By Bob Rehak
I’ve been a Little League coach for my son’s baseball teams for 8 years, although at this point I really can’t call it Little League any more - the players are high school sophomores now, so the Little League description doesn’t exactly fit. Not when the players start asking me if I want a ride home after the game. Not after some of them come to practice with 5 o’clock shadows. And fiancées.
I started coaching my son’s teams when he was 9. I had two reasons for filling out the application and getting certified by the local Park District: I didn’t want my son to play for a tyrannical, win-at-all-costs coach who would make playing baseball as much fun as training to be a telemarketer and I wanted to watch him grow up on an infield rather than on a couch. So far his team has never won a championship, but they have had fun, which is really the point of the games. The players all understand that they’re playing for sport, not trophies. They understand that, because we were able to teach them that lesson when they were very young. Unfortunately, some of their parents never took the class.
Each year for the past 8 years, we have had a parent meeting, where we explained the rules of the game; how the practices and games are run, and we passed out the team schedule. We also passed out a Parent’s Code of Conduct, which they all signed. The Code of Conduct is their written promise that they won’t turn into mini Bobby Knights and scream and curse and act like, well, little Bobby Knights. It’s heart warming that 98% of the parents get it. It’s the other 2% who embarrass themselves and more importantly, their sons, with their behavior. Parents berate the umpires, the coaches, their sons, other peoples’ sons, and other parents. I can wave that signed Code of Conduct at them from the bench, but it still doesn’t stop them. I’ve had parents banned by the league from coming to the games. How sad.
Let me interject right here that bad fan behavior can also carry onto the Major League level. Any fans who scream profanities at any player for any reason have no business watching the game in public [editors note: the opinions of Mr. Rehak do not reflect those Joboja, who feel it is inappropriate to not yell, curse or berate J.D. Drew wherever and whenever one should be unfortunate enough to encounter him. Yes, your humble editor is a Phillies fan and yes he's still a little bitter. Back to Bob] . Yes, they paid to get into the game, but that ticket is not a license to be ignorant, annoying, drunk, or profane [unless it is directed at Jonathan David Drew. Last time, I promise]. Anyone who acts in such a manner was or is probably a charter member of that 2% of the Little League Parents Gone Wild Club.

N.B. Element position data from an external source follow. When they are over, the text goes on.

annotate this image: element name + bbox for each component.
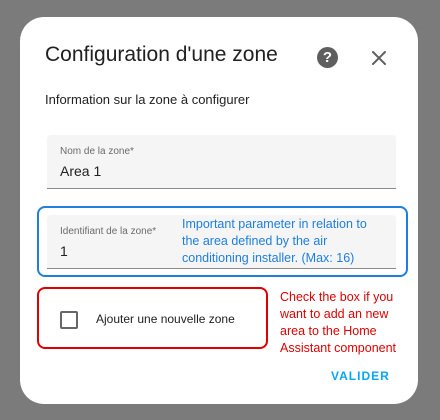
zone-id-value[interactable]: 1 — [60, 243, 68, 259]
checkbox-note-line: Check the box if you — [280, 290, 394, 304]
checkbox-annotation-note: Check the box if you want to add an new … — [280, 289, 420, 357]
zone-id-annotation-note: Important parameter in relation to the a… — [182, 216, 402, 267]
zone-id-note-line: Important parameter in relation to — [182, 217, 367, 231]
zone-name-label: Nom de la zone* — [60, 146, 134, 157]
help-icon[interactable]: ? — [317, 47, 338, 68]
add-zone-checkbox[interactable] — [60, 311, 78, 329]
zone-name-value[interactable]: Area 1 — [60, 163, 101, 179]
zone-id-note-line: conditioning installer. (Max: 16) — [182, 251, 355, 265]
zone-id-label: Identifiant de la zone* — [60, 226, 157, 237]
dialog-subtitle: Information sur la zone à configurer — [45, 92, 250, 107]
checkbox-note-line: area to the Home — [280, 324, 377, 338]
add-zone-checkbox-row[interactable]: Ajouter une nouvelle zone — [47, 300, 269, 340]
dialog-title: Configuration d'une zone — [45, 43, 278, 66]
valider-button[interactable]: VALIDER — [331, 369, 390, 383]
zone-id-note-line: the area defined by the air — [182, 234, 328, 248]
checkbox-note-line: Assistant component — [280, 341, 397, 355]
checkbox-note-line: want to add an new — [280, 307, 389, 321]
close-icon[interactable] — [368, 47, 390, 69]
zone-name-field[interactable]: Nom de la zone* Area 1 — [47, 135, 396, 189]
add-zone-checkbox-label: Ajouter une nouvelle zone — [96, 312, 235, 326]
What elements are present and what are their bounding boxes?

So after 8 years of coaching, I finally figured out how to avoid that embarrassing 2%. I draft my team based on the behavior of the parents. I could care less if Scooter can catch a fly ball; if his parents encourage him to try harder next time rather than climb the chain link fence like a hamster gnawing at his cage, he’s a first round draft choice in my book.
If his parents clap for the other players and learn their names, I want that kid playing with us for the next 4 years.
If his parents can remain calm when an umpire makes an error in judgment and costs us a game, not only do I want his son playing on our team, I want to name them as my son’s legal guardians should anything ever happen to me.
I have purposely avoided picking kids with higher talent levels plenty of times at the draft just to get someone else’s parents on the sidelines. Occasionally I’ll get lucky and get a 2-for-1 deal: the parents will come with a matched set of grandparents.
2 comments:
Here, here. I loved this column, including the editorial comments. Oh, to go back to the days of streetball and parents who let kids come up with their own dreams instead of smothering their kids and disfiguring their childhoods.
Bob is right as usual. I hate the 2% morons, who wreck the game for everyone.
I have coached and found the draft the hardest part of the season. People scrape and claw and lie to stack their teams with "all stars."
In the end, these parents wind up with children who can't handle setbacks in life.